Ce dont le Burundi a le plus besoin aujourd’hui, c’est une figure d’Etat qui sait affermir le capital social et développer ensemble une même vision. Le calme, la sagesse et la clair-vision sont de nature à caractériser ces hommes et femmes d’Etat. Des figures rassemblant les burundais en entente nouvelle dans la logique gagnant –gagnant.

Les affrontements secouant le Burundi ne peuvent pas démobiliser les burundais. Il faut faire de la crise actuelle une chance pour une remontée du pays avec une plus-value par rapport aux dix dernières années. Il conseille aux dirigeants de développer des mécanismes qui permettent aux burundais de ne plus retomber dans une guerre civile. Ce tournant historique que connait le pays doit nous donner plus de force pour affronter l’histoire au niveau de la région des grands lacs où le Burundi doit jouer son rôle.

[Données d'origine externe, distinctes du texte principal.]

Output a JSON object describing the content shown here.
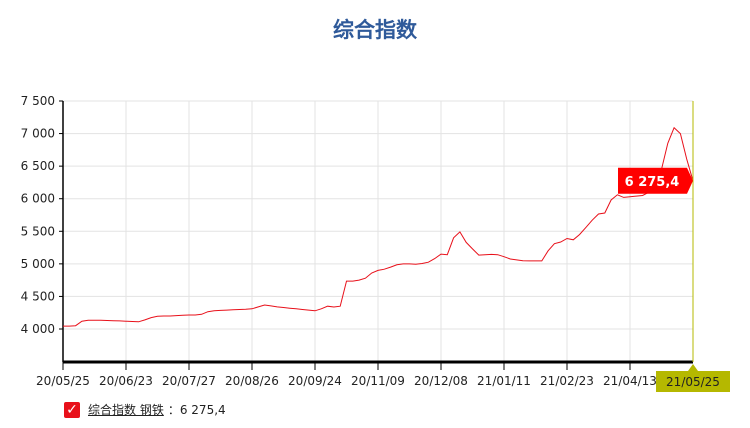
{
  "chart_data": {
    "type": "line",
    "title": "综合指数",
    "xlabel": "",
    "ylabel": "",
    "ylim": [
      3500,
      7500
    ],
    "yticks": [
      4000,
      4500,
      5000,
      5500,
      6000,
      6500,
      7000,
      7500
    ],
    "ytick_labels": [
      "4 000",
      "4 500",
      "5 000",
      "5 500",
      "6 000",
      "6 500",
      "7 000",
      "7 500"
    ],
    "xtick_labels": [
      "20/05/25",
      "20/06/23",
      "20/07/27",
      "20/08/26",
      "20/09/24",
      "20/11/09",
      "20/12/08",
      "21/01/11",
      "21/02/23",
      "21/04/13",
      "21/05/25"
    ],
    "grid": true,
    "line_color": "#e8101a",
    "series": [
      {
        "name": "综合指数 钢铁",
        "values": [
          4045,
          4045,
          4050,
          4120,
          4133,
          4135,
          4133,
          4130,
          4128,
          4125,
          4120,
          4115,
          4110,
          4140,
          4175,
          4195,
          4200,
          4200,
          4205,
          4212,
          4215,
          4215,
          4225,
          4265,
          4280,
          4285,
          4290,
          4295,
          4300,
          4303,
          4310,
          4340,
          4368,
          4355,
          4340,
          4330,
          4320,
          4310,
          4300,
          4290,
          4280,
          4310,
          4350,
          4337,
          4350,
          4735,
          4735,
          4750,
          4780,
          4860,
          4900,
          4918,
          4950,
          4985,
          5000,
          5000,
          4995,
          5005,
          5025,
          5080,
          5150,
          5140,
          5400,
          5490,
          5330,
          5230,
          5135,
          5140,
          5145,
          5140,
          5110,
          5075,
          5060,
          5048,
          5045,
          5045,
          5045,
          5200,
          5310,
          5335,
          5390,
          5370,
          5450,
          5560,
          5670,
          5765,
          5780,
          5980,
          6060,
          6020,
          6030,
          6040,
          6050,
          6100,
          6200,
          6450,
          6850,
          7090,
          7000,
          6610,
          6275.4
        ]
      }
    ],
    "tooltip": {
      "value_label": "6 275,4",
      "color": "#ff0000"
    },
    "crosshair_date": "21/05/25",
    "crosshair_color": "#b5b800"
  },
  "legend": {
    "name": "综合指数 钢铁",
    "separator": "：",
    "value": "6 275,4",
    "check": "✓"
  }
}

La situation économique instable, bombe à retardement

Depuis que le Burundi est entré en confrontations, la situation économique du pays continue à se détériorer. Si la situation économique n’est pas stabiliser le Burundi est assis sur une bombe à retardement, explique frère Emmanuel Ntakarutimana car la faim et le chômage sont de grands facteurs d’instabilité. Il faut une politique qui ramène la confiance chez les partenaires tant nationaux qu’internationaux avec une vision économique permettant une renaissance économique. Selon toujours Frère Ntakarutimana les responsables de ce pays devraient ouvrir le pays à une gestion responsable et raisonnée.